The bizarre reason Kim Shattuck was fired from Pixies
Being fired from a band is never nice. Yet Kim Shattuck’s sacking from the Pixies seemed particularly brutal. Shattuck had joined Pixies in 2013 for the autumn European tour but was suddenly given the boot at the tour’s conclusion.
Reflecting on the decision to remove her from the band, Shattuck said of her dismissal: “I was surprised. Everything had gone well, the reviews were all good, and the fans were super-nice about everything. They were like, ‘We love you, New Kim!’ We said goodbye at the airport, and the following morning the manager called me and said: ‘The band has made the decision to go with another bass player.’ I was shocked.”
She added: “I get the feeling they’re more introverted people than I am. Nobody really talked about deep issues, at least out loud. There was a show at the Mayan in Los Angeles where I got overly enthusiastic and jumped into the crowd, and I know they weren’t thrilled about that. When I got offstage, the manager told me not to do that again. I said, ‘Really, for my own safety?’ And he said, ‘No, because the Pixies don’t do that.'”
Shattuck had played in the 1990s punk rock band the Muffs, where she was the singer, guitarist and primary songwriter. She had also played in the Pandoras and in the Beards with Lisa Marr. Shattuck passed away at age 56 after suffering from complications of amyotrophic lateral sclerosis.

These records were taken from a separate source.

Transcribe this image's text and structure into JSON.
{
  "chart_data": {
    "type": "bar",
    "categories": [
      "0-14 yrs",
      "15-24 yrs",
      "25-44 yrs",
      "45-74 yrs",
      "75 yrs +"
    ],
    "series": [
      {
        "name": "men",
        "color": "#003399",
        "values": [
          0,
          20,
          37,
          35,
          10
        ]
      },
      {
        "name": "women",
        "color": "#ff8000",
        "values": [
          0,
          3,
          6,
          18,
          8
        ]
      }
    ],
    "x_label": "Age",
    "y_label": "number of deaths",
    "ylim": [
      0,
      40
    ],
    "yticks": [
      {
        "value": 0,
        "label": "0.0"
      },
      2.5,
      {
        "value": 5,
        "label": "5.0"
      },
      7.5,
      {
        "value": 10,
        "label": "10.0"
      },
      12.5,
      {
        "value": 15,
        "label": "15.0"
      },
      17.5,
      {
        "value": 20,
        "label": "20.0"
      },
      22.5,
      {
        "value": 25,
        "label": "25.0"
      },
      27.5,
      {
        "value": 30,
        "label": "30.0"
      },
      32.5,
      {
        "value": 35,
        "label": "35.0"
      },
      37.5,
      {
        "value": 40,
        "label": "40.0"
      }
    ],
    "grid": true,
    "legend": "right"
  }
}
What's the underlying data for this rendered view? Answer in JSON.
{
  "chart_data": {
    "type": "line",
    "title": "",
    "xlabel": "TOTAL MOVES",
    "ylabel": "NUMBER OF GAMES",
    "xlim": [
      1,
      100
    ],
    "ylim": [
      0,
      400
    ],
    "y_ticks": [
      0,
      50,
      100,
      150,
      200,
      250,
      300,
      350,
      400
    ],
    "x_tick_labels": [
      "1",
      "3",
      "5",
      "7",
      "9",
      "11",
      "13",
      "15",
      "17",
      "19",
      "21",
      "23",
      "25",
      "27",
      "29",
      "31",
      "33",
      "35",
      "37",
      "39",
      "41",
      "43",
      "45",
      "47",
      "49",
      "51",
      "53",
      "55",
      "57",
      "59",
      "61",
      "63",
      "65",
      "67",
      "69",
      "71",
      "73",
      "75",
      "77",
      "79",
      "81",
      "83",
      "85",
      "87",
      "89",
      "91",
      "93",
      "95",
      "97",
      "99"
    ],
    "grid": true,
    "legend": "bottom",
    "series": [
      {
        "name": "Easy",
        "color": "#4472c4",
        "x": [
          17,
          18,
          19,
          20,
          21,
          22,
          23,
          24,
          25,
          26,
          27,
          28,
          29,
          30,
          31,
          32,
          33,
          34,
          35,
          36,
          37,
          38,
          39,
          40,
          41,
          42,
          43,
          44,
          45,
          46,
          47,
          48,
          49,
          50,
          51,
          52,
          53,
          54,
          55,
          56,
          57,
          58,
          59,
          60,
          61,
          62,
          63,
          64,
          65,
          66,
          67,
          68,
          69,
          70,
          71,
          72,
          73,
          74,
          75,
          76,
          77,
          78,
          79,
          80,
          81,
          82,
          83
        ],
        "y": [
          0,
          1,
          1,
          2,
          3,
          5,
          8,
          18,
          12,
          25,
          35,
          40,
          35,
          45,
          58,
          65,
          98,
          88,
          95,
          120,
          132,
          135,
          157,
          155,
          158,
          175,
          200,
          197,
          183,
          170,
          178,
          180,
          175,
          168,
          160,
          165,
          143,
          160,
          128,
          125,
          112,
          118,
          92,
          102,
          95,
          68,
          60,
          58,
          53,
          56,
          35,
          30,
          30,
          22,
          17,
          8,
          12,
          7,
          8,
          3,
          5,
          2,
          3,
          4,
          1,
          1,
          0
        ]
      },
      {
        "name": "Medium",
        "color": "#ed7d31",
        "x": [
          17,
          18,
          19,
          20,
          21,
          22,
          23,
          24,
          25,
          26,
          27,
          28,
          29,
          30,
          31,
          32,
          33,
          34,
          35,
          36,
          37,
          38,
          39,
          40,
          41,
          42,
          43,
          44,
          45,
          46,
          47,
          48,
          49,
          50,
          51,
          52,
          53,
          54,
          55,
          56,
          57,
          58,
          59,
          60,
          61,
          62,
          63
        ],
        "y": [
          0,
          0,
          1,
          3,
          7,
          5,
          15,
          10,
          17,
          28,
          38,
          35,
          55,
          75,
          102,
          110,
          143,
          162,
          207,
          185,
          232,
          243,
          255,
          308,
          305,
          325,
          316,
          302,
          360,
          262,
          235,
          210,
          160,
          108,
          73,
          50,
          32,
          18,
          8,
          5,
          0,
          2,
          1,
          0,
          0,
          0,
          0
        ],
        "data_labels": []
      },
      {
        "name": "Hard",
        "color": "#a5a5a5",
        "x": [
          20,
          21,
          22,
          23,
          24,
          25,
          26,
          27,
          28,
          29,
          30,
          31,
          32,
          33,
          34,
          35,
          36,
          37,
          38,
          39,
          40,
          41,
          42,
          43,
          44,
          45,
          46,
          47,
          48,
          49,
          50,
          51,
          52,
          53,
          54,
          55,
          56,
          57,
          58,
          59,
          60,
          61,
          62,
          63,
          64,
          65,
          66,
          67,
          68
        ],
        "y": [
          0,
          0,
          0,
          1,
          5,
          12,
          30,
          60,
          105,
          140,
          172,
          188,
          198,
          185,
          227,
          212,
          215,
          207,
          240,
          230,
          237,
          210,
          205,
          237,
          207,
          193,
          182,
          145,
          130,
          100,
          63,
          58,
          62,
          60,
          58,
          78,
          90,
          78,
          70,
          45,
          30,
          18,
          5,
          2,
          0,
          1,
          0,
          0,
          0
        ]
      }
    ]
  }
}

Joey Santiago said of Shattuck’s firing: “You know it’s complicated; the band dynamic is very complicated. Yes, it’s all of those things. It’s everything; that’s what being in a band is about. People could guess why [they] think it didn’t work out. Give me the reasons, and those are probably the reasons, and they are the reasons. Yeah, personality, yes. Musically, yes. It’s [nobody’s] fault. You are what you are and you play the way you play. That’s it; that’s the bottom line. It’s like, ‘does it fit in with you? Yes or no? Answer it.’ It sounds simple, but it’s more difficult than people think.“
He added: “The communication that we should have had with her that she wanted was impossible. We were on tour, and everybody, after the last show, went home. We were going to tell her, but she had already told everyone. We weren’t the first ones; it was like, ‘fuck’. Then after that, why should we even fucking bother calling her? I called her once, just saying, ‘What the fuck are you doing? Stop it.'”
Santiago then claims that Shattuck is now known as the “person the Pixies fired,” he said, before concluding: “That’s it, that’s her in a nutshell. That’s the grave she dug for herself; you can’t blame us on that. Once again, you can’t blame her; that’s the way she is. You can’t just blame anyone; she is what she is. That’s basically what she is in a nutshell, the way she reacted.”